Cet article est initialement paru dans la newsletter Shabbat Recharge de My Jewish Learning le 3 août 2024. Pour vous inscrire afin de recevoir Recharge chaque semaine dans votre boîte de réception, cliquez ici.

Le mois hébreu d’Av commence lundi, et me voilà, entourée de cartons de livraison, en train d’emballer les affaires de notre aîné pour sa première année d’université. Cela semble à la fois monumental et banal. Cette grande étape est mêlée d’excitation et d’anxiété, surtout quand on sait à quel point il peut être difficile d’être juif sur le campus de nos jours.

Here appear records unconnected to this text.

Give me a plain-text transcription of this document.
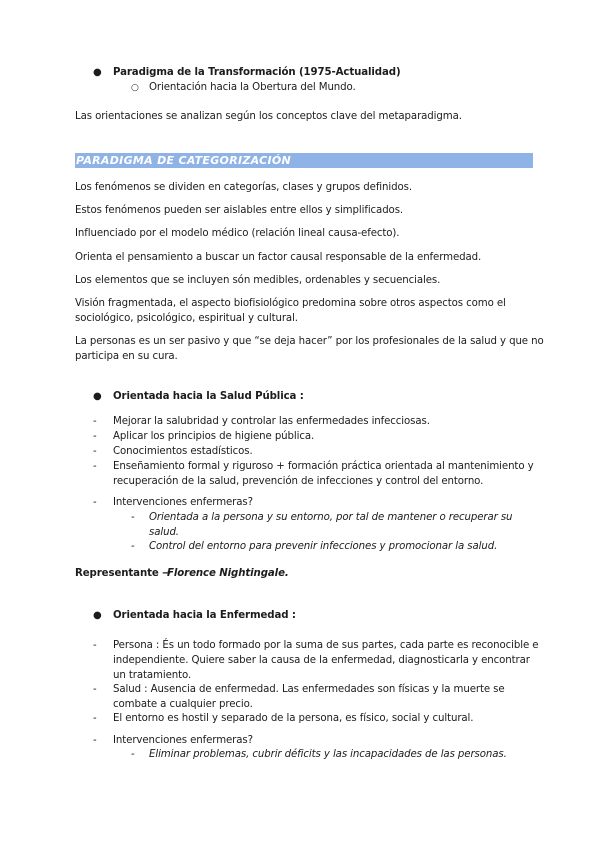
● Paradigma de la Transformación (1975-Actualidad)
○ Orientación hacia la Obertura del Mundo.
Las orientaciones se analizan según los conceptos clave del metaparadigma.
PARADIGMA DE CATEGORIZACIÓN
Los fenómenos se dividen en categorías, clases y grupos definidos.
Estos fenómenos pueden ser aislables entre ellos y simplificados.
Influenciado por el modelo médico (relación lineal causa-efecto).
Orienta el pensamiento a buscar un factor causal responsable de la enfermedad.
Los elementos que se incluyen són medibles, ordenables y secuenciales.
Visión fragmentada, el aspecto biofisiológico predomina sobre otros aspectos como el
sociológico, psicológico, espiritual y cultural.
La personas es un ser pasivo y que “se deja hacer” por los profesionales de la salud y que no
participa en su cura.
● Orientada hacia la Salud Pública :
- Mejorar la salubridad y controlar las enfermedades infecciosas.
- Aplicar los principios de higiene pública.
- Conocimientos estadísticos.
- Enseñamiento formal y riguroso + formación práctica orientada al mantenimiento y
recuperación de la salud, prevención de infecciones y control del entorno.
- Intervenciones enfermeras?
- Orientada a la persona y su entorno, por tal de mantener o recuperar su
salud.
- Control del entorno para prevenir infecciones y promocionar la salud.
Representante →
Florence Nightingale.
● Orientada hacia la Enfermedad :
- Persona : És un todo formado por la suma de sus partes, cada parte es reconocible e
independiente. Quiere saber la causa de la enfermedad, diagnosticarla y encontrar
un tratamiento.
- Salud : Ausencia de enfermedad. Las enfermedades son físicas y la muerte se
combate a cualquier precio.
- El entorno es hostil y separado de la persona, es físico, social y cultural.
- Intervenciones enfermeras?
- Eliminar problemas, cubrir déficits y las incapacidades de las personas.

Ce moment du calendrier juif semble être une métaphore parfaite de tout ce que nous vivons.

Il y a dix-huit ans, nous avons été confrontés à un dilemme parental classique : le jeu du prénom. Nous voulions un prénom commençant par A pour honorer la mère de mon mari, Andi, décédée alors qu’il était adolescent. Il devait porter le poids de nos espoirs et de nos rêves pour cette nouvelle petite personne et nous aider à transformer le chagrin en joie. Deux prénoms se sont démarqués : Avi (« mon père ») et Ami (« mon peuple »).

Nous étions assis à notre table de cuisine, le poids du monde et la promesse d’une nouvelle vie suspendus dans l’air. « Avi me fait penser à l’étreinte d’un parent que nous voulons toujours qu’il ressente », a dit Jason. J’ai hoché la tête, pensant à la force et au réconfort que nous recherchons lorsque nous crions à Dieu en tant qu’avinu, notre parent, pendant les fêtes de fin d’année.

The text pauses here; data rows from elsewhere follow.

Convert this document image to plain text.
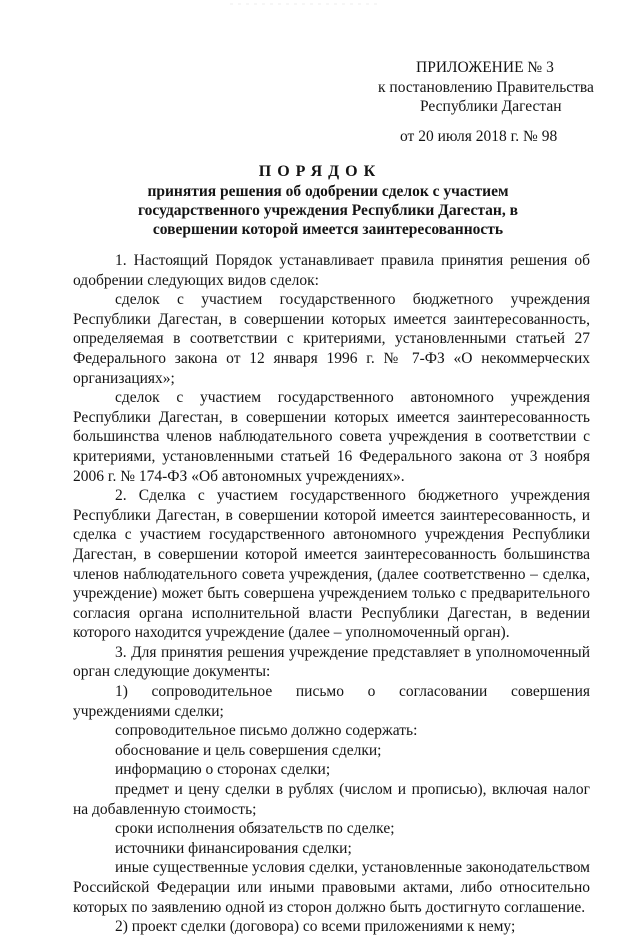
ПРИЛОЖЕНИЕ № 3
к постановлению Правительства
Республики Дагестан
от 20 июля 2018 г. № 98
ПОРЯДОК
принятия решения об одобрении сделок с участием государственного учреждения Республики Дагестан, в совершении которой имеется заинтересованность

1. Настоящий Порядок устанавливает правила принятия решения об одобрении следующих видов сделок:

сделок с участием государственного бюджетного учреждения Республики Дагестан, в совершении которых имеется заинтересованность, определяемая в соответствии с критериями, установленными статьей 27 Федерального закона от 12 января 1996 г. № 7-ФЗ «О некоммерческих организациях»;

сделок с участием государственного автономного учреждения Республики Дагестан, в совершении которых имеется заинтересованность большинства членов наблюдательного совета учреждения в соответствии с критериями, установленными статьей 16 Федерального закона от 3 ноября 2006 г. № 174-ФЗ «Об автономных учреждениях».

2. Сделка с участием государственного бюджетного учреждения Республики Дагестан, в совершении которой имеется заинтересованность, и сделка с участием государственного автономного учреждения Республики Дагестан, в совершении которой имеется заинтересованность большинства членов наблюдательного совета учреждения, (далее соответственно – сделка, учреждение) может быть совершена учреждением только с предварительного согласия органа исполнительной власти Республики Дагестан, в ведении которого находится учреждение (далее – уполномоченный орган).

3. Для принятия решения учреждение представляет в уполномоченный орган следующие документы:

1) сопроводительное письмо о согласовании совершения учреждениями сделки;

сопроводительное письмо должно содержать:

обоснование и цель совершения сделки;

информацию о сторонах сделки;

предмет и цену сделки в рублях (числом и прописью), включая налог на добавленную стоимость;

сроки исполнения обязательств по сделке;

источники финансирования сделки;

иные существенные условия сделки, установленные законодательством Российской Федерации или иными правовыми актами, либо относительно которых по заявлению одной из сторон должно быть достигнуто соглашение.

2) проект сделки (договора) со всеми приложениями к нему;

« Mais qu’en est-il d’Ami ? » demandai-je. Nous aimions l’idée que notre enfant soit bercé non seulement par nous, mais par tout notre peuple. Nous étions aux prises avec deux sources de réconfort et de force juives – le divin et le communautaire – alors que nous faisions nos premiers pas pour l’aider à traverser les joies et les peines de la vie.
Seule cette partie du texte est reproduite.